Entretien avec Mihai Grecu

Et si l’on assistait à la résurrection de Nicolae Ceaușescu ? C’est le parti-pris de l’artiste roumain Mihai Grecu qui, dans son moyen métrage Nicolae, projette l’hologramme de l’ancien dirigeant de Roumanie dans un petit village. Le film offre une étonnante réflexion sur la mémoire et la fragilité de la démocratie. Le cinéaste nous en dit davantage sur Nicolae qui figure cette semaine dans la sélection du Transilvania Film Festival.


Quel a été le point de départ de Nicolae ?

L’idée du projet m’est venue en pensant à la question de la temporalité qui modifie la perception de l’Histoire. La lecture de l’Histoire peut-elle être changée en utilisant des nouvelles technologies ? Est-ce que la virtualité de ces technologies numériques de pointe pourrait avoir un impact sur la perception du passé ? Quand j’ai remarqué des nouvelles avancées technologiques qui permettraient de recréer des personnages historiques, j’ai tout de suite pensé à les utiliser pour mettre en question leur impact sur des concepts très importants, tels l’Histoire ou la démocratie.

Vous indiquez avoir utilisé « la technologie pour mieux comprendre et faire parler » les protagonistes qu’on peut voir dans le film. Pouvez-vous nous en dire davantage à ce sujet ?

Les protagonistes de ce film sont des personnes ayant vécu pendant le régime de Ceaușescu. Je voulais les confronter à une apparition sidérante et inattendue, au passé qui se réincarne devant eux comme un miroir de la mémoire. Et pour recréer cette apparition j’avais besoin d’une technologie qui n’existait pas il y a quelques années seulement : un mélange d’holographie et d’intelligence artificielle. En mélangeant ces deux technologies, j’avais enfin les outils pour mettre en œuvre le face à face entre ces personnes et la figure qui a dirigé le pays pendant la majorité de leurs vies.

C’est pour cela que je pense que ces face-à-face entre les protagonistes et l’illusion numérique sont importants pour comprendre leur rapport à la mémoire et au passé, et aussi comprendre leur vision du pouvoir et de la liberté individuelle.

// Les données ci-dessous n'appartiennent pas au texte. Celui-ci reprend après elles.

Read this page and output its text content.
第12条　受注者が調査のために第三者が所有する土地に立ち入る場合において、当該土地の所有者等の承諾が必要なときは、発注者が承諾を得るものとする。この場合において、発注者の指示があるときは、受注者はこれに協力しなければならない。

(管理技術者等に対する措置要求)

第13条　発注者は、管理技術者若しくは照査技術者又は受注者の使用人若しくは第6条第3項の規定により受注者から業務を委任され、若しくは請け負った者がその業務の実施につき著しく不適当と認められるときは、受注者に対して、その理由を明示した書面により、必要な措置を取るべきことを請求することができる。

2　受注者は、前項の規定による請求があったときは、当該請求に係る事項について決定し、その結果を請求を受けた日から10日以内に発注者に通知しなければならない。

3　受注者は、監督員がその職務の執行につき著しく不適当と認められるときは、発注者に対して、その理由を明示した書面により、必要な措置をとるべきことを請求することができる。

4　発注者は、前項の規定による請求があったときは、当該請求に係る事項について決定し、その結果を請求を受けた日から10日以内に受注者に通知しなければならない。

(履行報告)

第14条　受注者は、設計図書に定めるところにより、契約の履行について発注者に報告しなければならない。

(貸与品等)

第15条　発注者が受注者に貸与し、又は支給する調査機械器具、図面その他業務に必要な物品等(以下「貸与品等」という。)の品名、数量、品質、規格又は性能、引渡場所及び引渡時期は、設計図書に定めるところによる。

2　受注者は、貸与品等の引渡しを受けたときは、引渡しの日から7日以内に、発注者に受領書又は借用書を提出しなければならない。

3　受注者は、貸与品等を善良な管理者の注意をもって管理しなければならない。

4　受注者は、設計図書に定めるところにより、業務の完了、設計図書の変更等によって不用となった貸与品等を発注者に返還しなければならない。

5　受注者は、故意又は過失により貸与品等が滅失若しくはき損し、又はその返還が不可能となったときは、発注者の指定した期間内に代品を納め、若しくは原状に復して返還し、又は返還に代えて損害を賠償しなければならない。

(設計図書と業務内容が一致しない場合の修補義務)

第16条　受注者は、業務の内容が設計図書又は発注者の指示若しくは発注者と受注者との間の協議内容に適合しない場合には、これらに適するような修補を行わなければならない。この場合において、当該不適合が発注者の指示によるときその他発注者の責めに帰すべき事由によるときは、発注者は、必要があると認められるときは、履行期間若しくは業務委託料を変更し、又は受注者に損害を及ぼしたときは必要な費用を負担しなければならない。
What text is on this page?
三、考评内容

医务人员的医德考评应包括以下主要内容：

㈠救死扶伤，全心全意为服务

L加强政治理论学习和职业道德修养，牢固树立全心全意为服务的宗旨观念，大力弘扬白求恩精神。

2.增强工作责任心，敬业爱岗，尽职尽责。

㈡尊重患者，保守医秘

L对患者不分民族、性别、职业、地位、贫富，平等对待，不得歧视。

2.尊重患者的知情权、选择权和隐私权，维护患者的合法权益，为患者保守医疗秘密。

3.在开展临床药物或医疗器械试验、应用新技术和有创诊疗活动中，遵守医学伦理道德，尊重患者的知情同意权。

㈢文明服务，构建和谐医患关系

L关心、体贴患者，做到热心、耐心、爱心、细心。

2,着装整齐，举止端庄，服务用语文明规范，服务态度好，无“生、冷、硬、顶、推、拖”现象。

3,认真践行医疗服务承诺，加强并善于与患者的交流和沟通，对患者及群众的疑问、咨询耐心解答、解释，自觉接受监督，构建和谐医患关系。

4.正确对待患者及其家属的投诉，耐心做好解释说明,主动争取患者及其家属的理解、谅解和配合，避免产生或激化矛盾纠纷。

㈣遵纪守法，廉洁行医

Beaucoup de gens mécontents de la situation actuelle du pays demandent de manière métaphorique « le retour de Ceausescu », alors je voulais mettre en œuvre un retour de ce personnage qui soit crédible du point de vue de la perception et de son adaptation à notre époque.

Dans quelle mesure cette manière d’évoquer le passé à travers Ceaușescu constitue-t-elle à vos yeux un bon outil pour parler du présent ?

Je trouve que cela est très important de rappeler l’existence de ce passé. Ce fut très intéressant de discuter de ce passé avec des gens de plusieurs générations et d’observer que certains ont oublié son existence, tandis que d’autres souhaitent le retour de ce passé et la dissolution de la liberté d’expression et de la démocratie. Cela met en avant la complexité des rapports que les gens ont à la situation politique actuelle, où l’on observe le retour des régimes nationalistes et l’abandon de la démocratie dans plusieurs parties de l’Occident.

Qui sont vos cinéastes de prédilection et/ou qui vous inspirent ?

J’ai toujours admiré Werner Herzog, pour avoir toujours transcendé les idées de « réel », « documentaire » et « fiction », pour sa « vérité extatique » et pour son esprit expérimental. J’aime beaucoup Bela Tarr, pour son rapport à la temporalité, à la chorégraphie cinématique et aux profondeurs de l’esprit humain. Également, je suis fasciné par l’œuvre filmique de Bruno Dumont et sa dimension très complexe, ludique et expérimentale.

Quelle est la dernière fois où vous avez eu le sentiment de découvrir un nouveau talent, de voir quelque chose de différent ?

J’aime beaucoup regarder des œuvres en réalité virtuelle, et je suis de près le monde de l’art numérique également. Je voudrais citer l’œuvre en réalité virtuelle L’Île des morts de Benjamin Nuel : c’est une expérience très étonnante, picturale et onirique, et qui rend hommage au chef-d’œuvre d’Arnold Bocklin, transposé dans l’espace virtuel.

Entretien réalisé par Nicolas Bardot le 4 février 2022. Un grand merci à François Martin Saint Léon.